Il campo profughi palestinese di Chatila in Libano di un chilometro quadrato, per esempio, è l’espressione del degrado umano dove 20.000 persone di ogni etnia (8000 sono palestinesi, poi siriani, libanesi, eritrei …insomma è il rifugio dei più poveri) sono costretti a vivere praticamente l’uno sull’altro in una situazione non umana senza nessun diritto di lavoro, sanità, istruzione, proprietà ecc. Il campo profughi di Makhmour in Bashur, Kurdistan iracheno, in pieno deserto, è abitato da circa 13.000 curdi (ultimi censimento 6 anni fa) fuggiti dalla Turchia nel 1993, dove non possono tornare.
In entrambe queste situazioni, i residenti dei campi cercano di sopravvivere cercando di non essere dimenticati dalla comunità internazionale intrecciando relazioni con alcune organizzazioni che si occupano di diritti civili. La speranza di poter vedere realizzati i loro sogni, nonostante tutte le difficoltà ed il senso d’abbandono, continua a vivere dentro i loro cuori.

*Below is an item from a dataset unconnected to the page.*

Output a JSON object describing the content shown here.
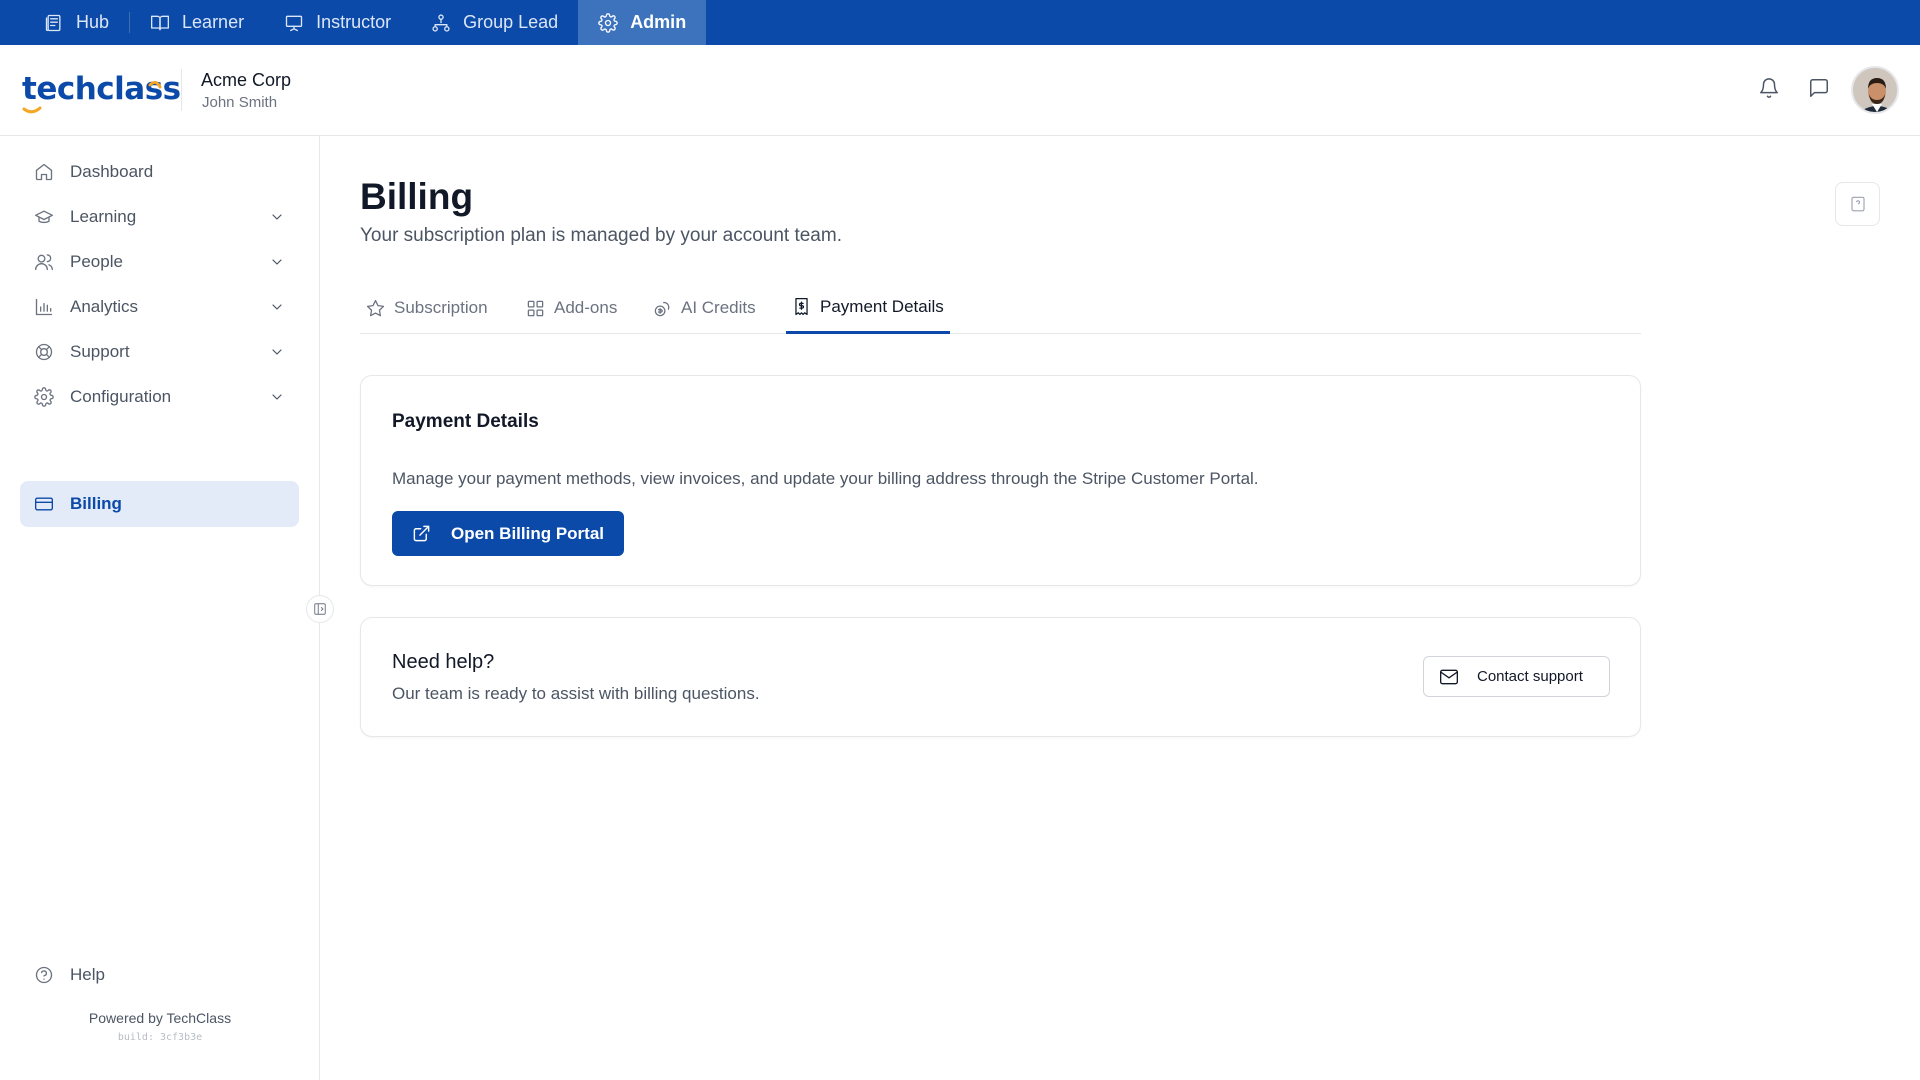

La speranza per il popolo palestinese in Libano si può tradurre nel lavoro di associazioni come Beit Atfal Assomoud, per quella del popolo curdo, risiede nell’applicazione del Confederalismo Democratico. Ma per entrambi, è e resta, la resistenza del loro popolo.
Il campo di Makhmour è un’oasi nel deserto ma, pur dovendo sempre rapportarsi con un clima crudele, con animali pericolosi e con nuovi e vecchi nemici, il suo popolo è riuscito a mettere in pratica l’ideologia socialista elaborata dal loro leader curdo “Apo” Abdullah Ocalan che ancora oggi si trova dal 1999, in totale isolamento sull’isola carcere di Imrali. In questa prigione, costruita con l’approvazione delle istituzioni europee, non può incontrare i suoi avvocati dal 27 luglio 2011 e l’ultima visita della sua famiglia risale al 11 settembre 2016. Per questo nessuno sa quali siano in realtà, le sue reali condizioni di salute.
Il campo di Makhmour è diverso da tutti gli altri campi profughi nel mondo. E’ diverso come organizzazione, come spirito, ma anche qui la vita è molto dura. La storia di questo campo assomiglia ad una grande epopea storica.
La migrazione dalla Turchia inizia nel 1993 con la guerra contro il PKK nel Kurdistan settentrionale o Bakur. L’esercito invase i villaggi vicini al confine con l’Iran e l’Iraq, costringendo gli abitanti a dover scegliere tra la collaborazione con i militari nella repressione del partito, l’uccisione o la fuga. I villaggi furono come al solito incendiati e le persone perseguitate. La maggioranza scelse l’esilio. Il PKK era onorato. In montagna c’erano i propri figli, mariti, sorelle, fratelli. Non si poteva tradire!
I profughi oltrepassarono la provincia di Sirnak e giunsero nel Bashur, nel Kurdistan iracheno che nel 1991 aveva ottenuto l’autonomia da Baghdad, grazie alla guerra del Golfo e agli americani, controllato a nord dalle milizie del Pdk di Barzani, alleato con Stati Uniti e Inghilterra. Una catena di civili si mise in marcia a piedi in fila uno dietro all’altro. All’inizio erano in pochi, ma poi, di villaggio in villaggio, la catena si trasformò in una colonna di 15.000 persone.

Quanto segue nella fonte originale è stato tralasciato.